Consumers are one step closer to being able to snap a picture of any item, anywhere, and buy it instantly with the launch of a new tool from image recognition technology provider Cortexica Visual Systems Ltd. The Visual Fashion Finder allows shoppers to submit through a retailer’s mobile app or web site photos of products taken from their smartphones and search for similar items based on visual attributes such as color, pattern and texture, Cortexica says. And if retailers allow transactions on their mobile apps or sites, shoppers can click through to buy, it says.
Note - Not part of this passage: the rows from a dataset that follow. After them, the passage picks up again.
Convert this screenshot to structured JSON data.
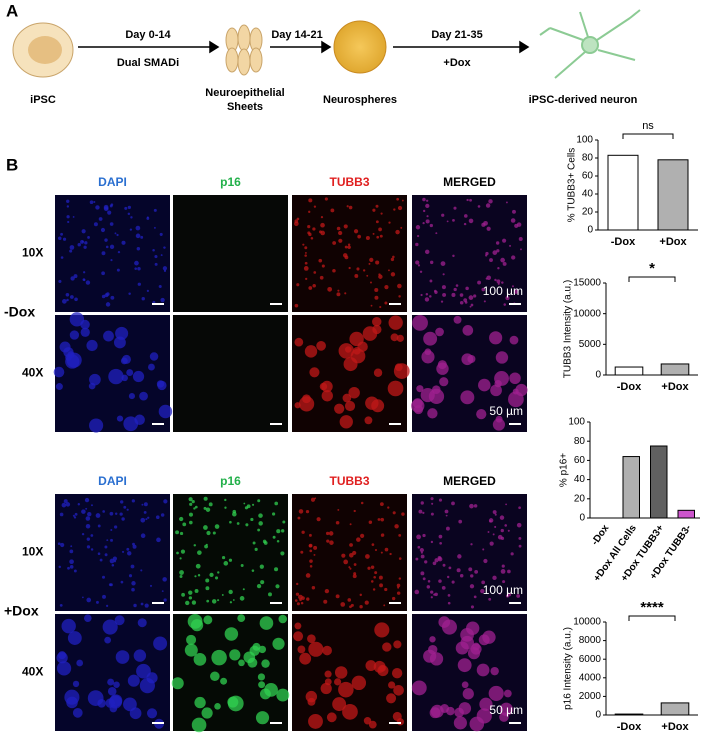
{
  "panel_a": {
    "label": "A",
    "steps": [
      "iPSC",
      "Neuroepithelial Sheets",
      "Neurospheres",
      "iPSC-derived neuron"
    ],
    "arrows": [
      {
        "top": "Day 0-14",
        "bottom": "Dual SMADi"
      },
      {
        "top": "Day 14-21"
      },
      {
        "top": "Day 21-35",
        "bottom": "+Dox"
      }
    ]
  },
  "panel_b": {
    "label": "B",
    "columns": [
      "DAPI",
      "p16",
      "TUBB3",
      "MERGED"
    ],
    "groups": [
      {
        "condition": "-Dox",
        "rows": [
          "10X",
          "40X"
        ],
        "scale_bars": [
          "100 µm",
          "50 µm"
        ]
      },
      {
        "condition": "+Dox",
        "rows": [
          "10X",
          "40X"
        ],
        "scale_bars": [
          "100 µm",
          "50 µm"
        ]
      }
    ]
  },
  "chart_data": [
    {
      "type": "bar",
      "y_label": "% TUBB3+ Cells",
      "categories": [
        "-Dox",
        "+Dox"
      ],
      "values": [
        83,
        78
      ],
      "colors": [
        "#ffffff",
        "#b0b0b0"
      ],
      "ylim": [
        0,
        100
      ],
      "yticks": [
        0,
        20,
        40,
        60,
        80,
        100
      ],
      "annotation": "ns"
    },
    {
      "type": "bar",
      "y_label": "TUBB3 Intensity (a.u.)",
      "categories": [
        "-Dox",
        "+Dox"
      ],
      "values": [
        1300,
        1800
      ],
      "colors": [
        "#ffffff",
        "#b0b0b0"
      ],
      "ylim": [
        0,
        15000
      ],
      "yticks": [
        0,
        5000,
        10000,
        15000
      ],
      "annotation": "*"
    },
    {
      "type": "bar",
      "y_label": "% p16+",
      "categories": [
        "-Dox",
        "+Dox All Cells",
        "+Dox TUBB3+",
        "+Dox TUBB3-"
      ],
      "values": [
        0,
        64,
        75,
        8
      ],
      "colors": [
        "#ffffff",
        "#b0b0b0",
        "#606060",
        "#cc55cc"
      ],
      "ylim": [
        0,
        100
      ],
      "yticks": [
        0,
        20,
        40,
        60,
        80,
        100
      ]
    },
    {
      "type": "bar",
      "y_label": "p16 Intensity (a.u.)",
      "categories": [
        "-Dox",
        "+Dox"
      ],
      "values": [
        100,
        1300
      ],
      "colors": [
        "#ffffff",
        "#b0b0b0"
      ],
      "ylim": [
        0,
        10000
      ],
      "yticks": [
        0,
        2000,
        4000,
        6000,
        8000,
        10000
      ],
      "annotation": "****"
    }
  ]
}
The Visual Fashion Finder debuts next week for a select group of retailers, which Cortexica declines to name until then. For now, consumers can search for products in only one retailer’s catalog at a time, depending on which app or mobile site they are using to access the tool, Cortexica says. The vendor is considering adding an aggregated search feature that would work across all its retailer clients, a spokesman says.
Cortexica hosts all the product images and details that retailers submit to it in a web-based database. It then creates for each image a small file that notes only the product’s key attributes. When new images come in, it compares all those small files quickly to determine which items are exact or similar matches, the spokesman says. The database can connect with any type of mobile web site or app and serve up related product search results, Cortexica says.
Retailers pay a monthly fee to host the images, based on the number of products they submit and the number of searches customers make, the spokesman says. A few hundred images and searches might cost a few hundred dollars per month, while 10,000 images and searches might cost $10,000 or more per month, he says.
The Visual Fashion Finder fits with the trend of mobile commerce collapsing all shopping channels—mobile, web, stores and catalogs—into one, says Julie Fergerson, vice president of emerging technologies at Internet security firm Ethoca. However, she says, “Right now, I’m not sure that consumers would know how to use it or that there’s a compelling reason for consumers to use it.” The tool may be more useful for retailers after the number of consumers using image recognition technology reaches a tipping point, she says. “Just like all the other new and exciting mobile things popping out, retailers should take a step back and study it first.”